L'inconscio, piuttosto, è una
manifestazione dell'essere, un possibile diverso modo attraverso cui un soggetto parla e dice di sé in un modo "altro" rispetto al linguaggio condiviso, e per lo più attraverso un "vuoto", un "intoppo", un "mancamento" nella struttura del linguaggio.

L'inconscio è ciò che al linguaggio viene a mancare per essere detto in altro modo (sogno, lapsus, sintomo).

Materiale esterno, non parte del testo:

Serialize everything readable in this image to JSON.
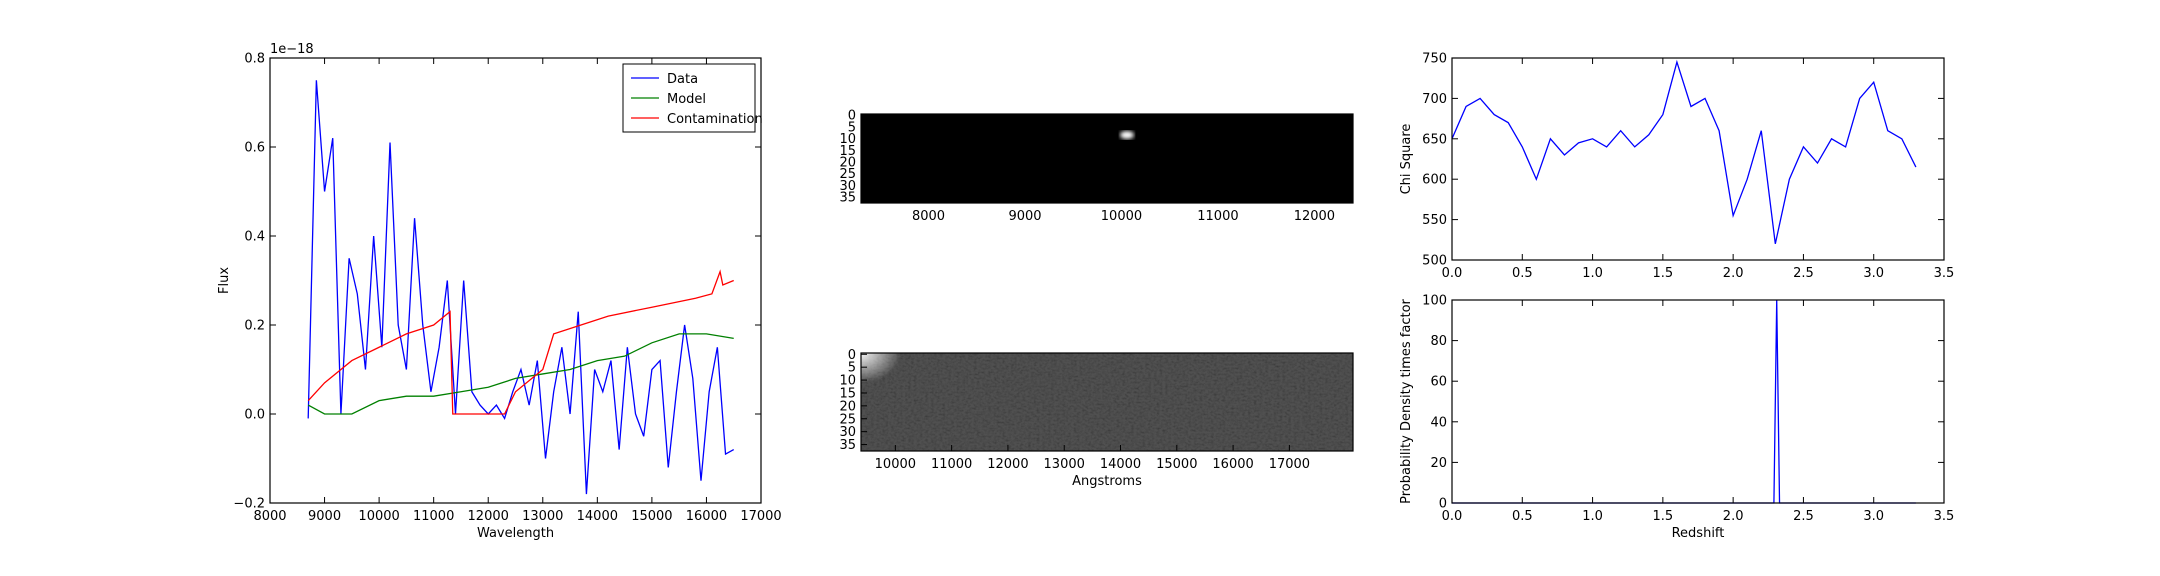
{
  "chart_data": [
    {
      "type": "line",
      "xlabel": "Wavelength",
      "ylabel": "Flux",
      "offset_text": "1e−18",
      "xlim": [
        8000,
        17000
      ],
      "ylim": [
        -0.2,
        0.8
      ],
      "xticks": [
        8000,
        9000,
        10000,
        11000,
        12000,
        13000,
        14000,
        15000,
        16000,
        17000
      ],
      "yticks": [
        {
          "value": -0.2,
          "label": "−0.2"
        },
        {
          "value": 0,
          "label": "0.0"
        },
        0.2,
        0.4,
        0.6,
        0.8
      ],
      "legend": "upper right",
      "series": [
        {
          "name": "Data",
          "color": "#0000ff",
          "x": [
            8700,
            8850,
            9000,
            9150,
            9300,
            9450,
            9600,
            9750,
            9900,
            10050,
            10200,
            10350,
            10500,
            10650,
            10800,
            10950,
            11100,
            11250,
            11400,
            11550,
            11700,
            11850,
            12000,
            12150,
            12300,
            12450,
            12600,
            12750,
            12900,
            13050,
            13200,
            13350,
            13500,
            13650,
            13800,
            13950,
            14100,
            14250,
            14400,
            14550,
            14700,
            14850,
            15000,
            15150,
            15300,
            15450,
            15600,
            15750,
            15900,
            16050,
            16200,
            16350,
            16500
          ],
          "values": [
            -0.01,
            0.75,
            0.5,
            0.62,
            0.0,
            0.35,
            0.27,
            0.1,
            0.4,
            0.15,
            0.61,
            0.2,
            0.1,
            0.44,
            0.2,
            0.05,
            0.15,
            0.3,
            0.0,
            0.3,
            0.05,
            0.02,
            0.0,
            0.02,
            -0.01,
            0.05,
            0.1,
            0.02,
            0.12,
            -0.1,
            0.05,
            0.15,
            0.0,
            0.23,
            -0.18,
            0.1,
            0.05,
            0.12,
            -0.08,
            0.15,
            0.0,
            -0.05,
            0.1,
            0.12,
            -0.12,
            0.05,
            0.2,
            0.08,
            -0.15,
            0.05,
            0.15,
            -0.09,
            -0.08
          ]
        },
        {
          "name": "Model",
          "color": "#008000",
          "x": [
            8700,
            9000,
            9500,
            10000,
            10500,
            11000,
            11500,
            12000,
            12500,
            13000,
            13500,
            14000,
            14500,
            15000,
            15500,
            16000,
            16500
          ],
          "values": [
            0.02,
            0.0,
            0.0,
            0.03,
            0.04,
            0.04,
            0.05,
            0.06,
            0.08,
            0.09,
            0.1,
            0.12,
            0.13,
            0.16,
            0.18,
            0.18,
            0.17
          ]
        },
        {
          "name": "Contamination",
          "color": "#ff0000",
          "x": [
            8700,
            9000,
            9500,
            10000,
            10500,
            11000,
            11300,
            11350,
            12300,
            12500,
            13000,
            13200,
            13700,
            14200,
            15000,
            15800,
            16100,
            16250,
            16300,
            16500
          ],
          "values": [
            0.03,
            0.07,
            0.12,
            0.15,
            0.18,
            0.2,
            0.23,
            0.0,
            0.0,
            0.05,
            0.1,
            0.18,
            0.2,
            0.22,
            0.24,
            0.26,
            0.27,
            0.32,
            0.29,
            0.3
          ]
        }
      ]
    },
    {
      "type": "image",
      "xlim": [
        7300,
        12400
      ],
      "ylim": [
        -0.5,
        37.5
      ],
      "y_inverted": true,
      "xticks": [
        8000,
        9000,
        10000,
        11000,
        12000
      ],
      "yticks": [
        0,
        5,
        10,
        15,
        20,
        25,
        30,
        35
      ]
    },
    {
      "type": "image",
      "xlabel": "Angstroms",
      "xlim": [
        9390,
        18130
      ],
      "ylim": [
        -0.5,
        37.5
      ],
      "y_inverted": true,
      "xticks": [
        10000,
        11000,
        12000,
        13000,
        14000,
        15000,
        16000,
        17000
      ],
      "yticks": [
        0,
        5,
        10,
        15,
        20,
        25,
        30,
        35
      ]
    },
    {
      "type": "line",
      "ylabel": "Chi Square",
      "xlim": [
        0,
        3.5
      ],
      "ylim": [
        500,
        750
      ],
      "xticks": [
        {
          "value": 0,
          "label": "0.0"
        },
        0.5,
        {
          "value": 1,
          "label": "1.0"
        },
        1.5,
        {
          "value": 2,
          "label": "2.0"
        },
        2.5,
        {
          "value": 3,
          "label": "3.0"
        },
        3.5
      ],
      "yticks": [
        500,
        550,
        600,
        650,
        700,
        750
      ],
      "series": [
        {
          "color": "#0000ff",
          "x": [
            0,
            0.1,
            0.2,
            0.3,
            0.4,
            0.5,
            0.6,
            0.7,
            0.8,
            0.9,
            1.0,
            1.1,
            1.2,
            1.3,
            1.4,
            1.5,
            1.6,
            1.7,
            1.8,
            1.9,
            2.0,
            2.1,
            2.2,
            2.3,
            2.4,
            2.5,
            2.6,
            2.7,
            2.8,
            2.9,
            3.0,
            3.1,
            3.2,
            3.3
          ],
          "values": [
            650,
            690,
            700,
            680,
            670,
            640,
            600,
            650,
            630,
            645,
            650,
            640,
            660,
            640,
            655,
            680,
            745,
            690,
            700,
            660,
            555,
            600,
            660,
            520,
            600,
            640,
            620,
            650,
            640,
            700,
            720,
            660,
            650,
            615
          ]
        }
      ]
    },
    {
      "type": "line",
      "xlabel": "Redshift",
      "ylabel": "Probability Density times factor",
      "xlim": [
        0,
        3.5
      ],
      "ylim": [
        0,
        100
      ],
      "xticks": [
        {
          "value": 0,
          "label": "0.0"
        },
        0.5,
        {
          "value": 1,
          "label": "1.0"
        },
        1.5,
        {
          "value": 2,
          "label": "2.0"
        },
        2.5,
        {
          "value": 3,
          "label": "3.0"
        },
        3.5
      ],
      "yticks": [
        0,
        20,
        40,
        60,
        80,
        100
      ],
      "series": [
        {
          "color": "#0000ff",
          "x": [
            0,
            2.29,
            2.31,
            2.33,
            3.3
          ],
          "values": [
            0,
            0,
            100,
            0,
            0
          ]
        }
      ]
    }
  ]
}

Dunque, il rapporto tra l'inconscio e la struttura neuronale è lo stesso che può esserci tra questa e il senso di un discorso: occorre un neurone perché si articoli la parola, ma quello che la parola vuol dire non lo si può trovare nel neurone, esattamente come il senso di un film trasmesso dalla televisione non lo si può trovare nella scheda video del televisore, che pure è indispensabile perché quel film possa essere trasmesso e offerto alla visione dello spettatore.

Analogamente, se
l'inconscio è ciò che viene detto in altro modo, o ciò che al linguaggio viene a mancare, questo "inceppo" del discorso non può essere attribuito ad una presunta "disfunzione" del neurone, esattamente come quello che un film vuole dire, oppure ad esempio il senso della l'inserzione, nella sua trama, di un flashback, non lo si trova in un difetto della scheda video, ma nelle intenzioni del regista.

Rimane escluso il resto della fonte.